È questo il senso delle parole del viceministro, né più né meno. E, piaccia o no, ha ragione: il meccanismo su cui si regge la tanto gentil e onesta economia globale ha bisogno di ingranaggi che girano presto e bene. Se si vuole concupirla, bisogna studiare presto e bene, e poi lavorare presto e bene.
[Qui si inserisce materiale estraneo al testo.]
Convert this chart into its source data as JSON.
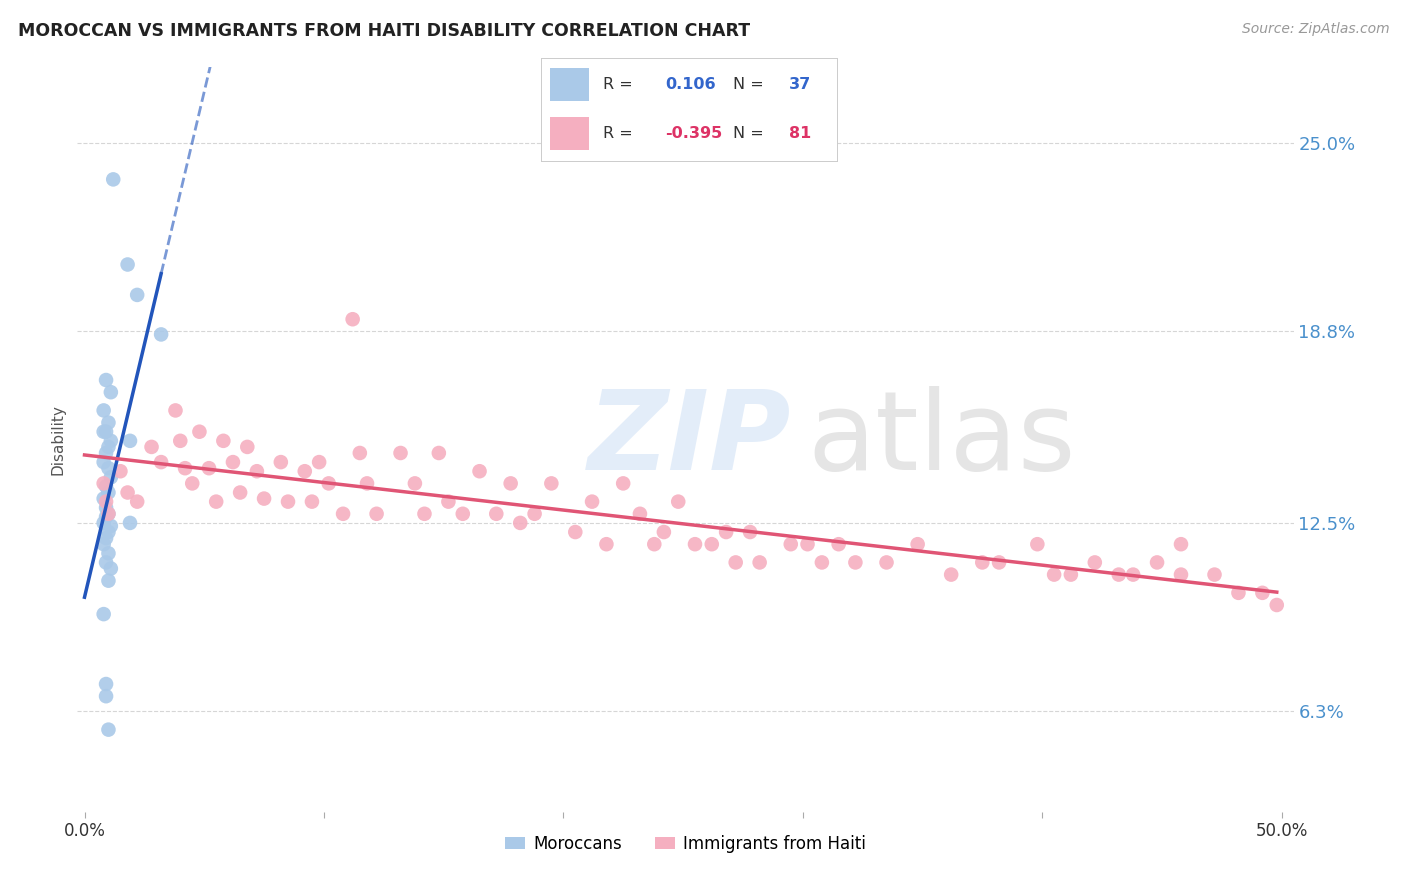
{
  "title": "MOROCCAN VS IMMIGRANTS FROM HAITI DISABILITY CORRELATION CHART",
  "source": "Source: ZipAtlas.com",
  "ylabel": "Disability",
  "ytick_vals": [
    0.063,
    0.125,
    0.188,
    0.25
  ],
  "ytick_labels": [
    "6.3%",
    "12.5%",
    "18.8%",
    "25.0%"
  ],
  "xlim": [
    -0.003,
    0.505
  ],
  "ylim": [
    0.03,
    0.275
  ],
  "r_moroccan": "0.106",
  "n_moroccan": "37",
  "r_haiti": "-0.395",
  "n_haiti": "81",
  "moroccan_color": "#aac9e8",
  "haiti_color": "#f5afc0",
  "moroccan_line_color": "#2255bb",
  "haiti_line_color": "#e05575",
  "background_color": "#ffffff",
  "grid_color": "#cccccc",
  "legend_moroccan_label": "Moroccans",
  "legend_haiti_label": "Immigrants from Haiti",
  "moroccan_x": [
    0.012,
    0.018,
    0.022,
    0.032,
    0.009,
    0.011,
    0.008,
    0.01,
    0.009,
    0.011,
    0.01,
    0.009,
    0.008,
    0.01,
    0.011,
    0.009,
    0.01,
    0.008,
    0.009,
    0.01,
    0.009,
    0.008,
    0.011,
    0.019,
    0.01,
    0.009,
    0.008,
    0.01,
    0.009,
    0.011,
    0.01,
    0.008,
    0.009,
    0.009,
    0.01,
    0.019,
    0.008
  ],
  "moroccan_y": [
    0.238,
    0.21,
    0.2,
    0.187,
    0.172,
    0.168,
    0.162,
    0.158,
    0.155,
    0.152,
    0.15,
    0.148,
    0.145,
    0.143,
    0.14,
    0.137,
    0.135,
    0.133,
    0.13,
    0.128,
    0.127,
    0.125,
    0.124,
    0.125,
    0.122,
    0.12,
    0.118,
    0.115,
    0.112,
    0.11,
    0.106,
    0.095,
    0.072,
    0.068,
    0.057,
    0.152,
    0.155
  ],
  "haiti_x": [
    0.008,
    0.009,
    0.01,
    0.015,
    0.018,
    0.022,
    0.028,
    0.032,
    0.038,
    0.04,
    0.042,
    0.045,
    0.048,
    0.052,
    0.055,
    0.058,
    0.062,
    0.065,
    0.068,
    0.072,
    0.075,
    0.082,
    0.085,
    0.092,
    0.095,
    0.098,
    0.102,
    0.108,
    0.112,
    0.115,
    0.118,
    0.122,
    0.132,
    0.138,
    0.142,
    0.148,
    0.152,
    0.158,
    0.165,
    0.172,
    0.178,
    0.182,
    0.188,
    0.195,
    0.205,
    0.212,
    0.218,
    0.225,
    0.232,
    0.238,
    0.242,
    0.248,
    0.255,
    0.262,
    0.268,
    0.272,
    0.278,
    0.282,
    0.295,
    0.302,
    0.308,
    0.315,
    0.322,
    0.335,
    0.348,
    0.362,
    0.375,
    0.382,
    0.398,
    0.405,
    0.412,
    0.422,
    0.432,
    0.438,
    0.448,
    0.458,
    0.472,
    0.482,
    0.492,
    0.498,
    0.458
  ],
  "haiti_y": [
    0.138,
    0.132,
    0.128,
    0.142,
    0.135,
    0.132,
    0.15,
    0.145,
    0.162,
    0.152,
    0.143,
    0.138,
    0.155,
    0.143,
    0.132,
    0.152,
    0.145,
    0.135,
    0.15,
    0.142,
    0.133,
    0.145,
    0.132,
    0.142,
    0.132,
    0.145,
    0.138,
    0.128,
    0.192,
    0.148,
    0.138,
    0.128,
    0.148,
    0.138,
    0.128,
    0.148,
    0.132,
    0.128,
    0.142,
    0.128,
    0.138,
    0.125,
    0.128,
    0.138,
    0.122,
    0.132,
    0.118,
    0.138,
    0.128,
    0.118,
    0.122,
    0.132,
    0.118,
    0.118,
    0.122,
    0.112,
    0.122,
    0.112,
    0.118,
    0.118,
    0.112,
    0.118,
    0.112,
    0.112,
    0.118,
    0.108,
    0.112,
    0.112,
    0.118,
    0.108,
    0.108,
    0.112,
    0.108,
    0.108,
    0.112,
    0.108,
    0.108,
    0.102,
    0.102,
    0.098,
    0.118
  ]
}
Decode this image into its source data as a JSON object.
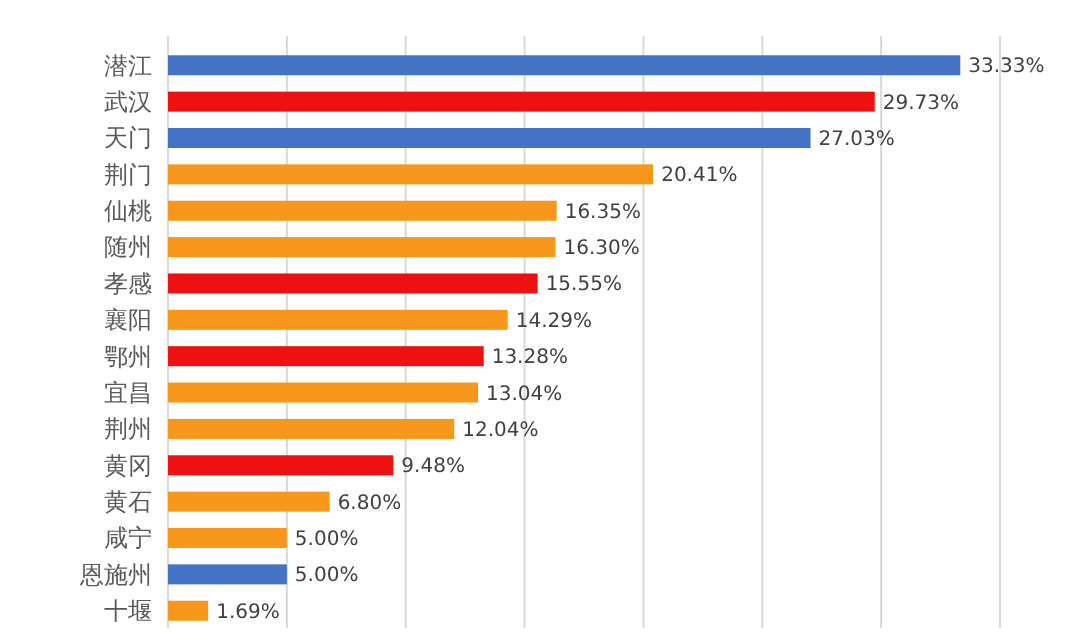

Chi non lo fa, è fuori dal meccanismo.
Tra tutti i vati possibili di questa autoevidente verità tecnica, a noi è sicuramente toccato in sorte il più sgraziato: il buon Martone è riuscito a trasformare uno sprone alla competitività in salsa liberal-meritocratica in un insulto gratuito a chi, magari, alla gara del “farlo prima e meglio” non vuole o non può partecipare: amanti della cultura (i tecnici leggano: settore turismo) in sé e per sé e prescelti da destini malevoli.
Ai veri destinatari delle parole di Martone –a quelli che sì, volevano proprio competere, e hanno perso – non è sembrato vero di potersi far scudo dei disagi oggettivi di queste persone per poter nascondere –ancora una volta – le loro sconfitte. E così, chi mascherandosi da defensor cruscae (“che linguaggio poco istituzionale!”) chi da paladino dei buoni sentimenti (“che insensibilità!”), tutti i veri sfigati hanno dato addosso al viceministro, reo di aver ricordato loro che all’università non è sufficiente essere entrati per essere fighi. Quello è il Billionaire.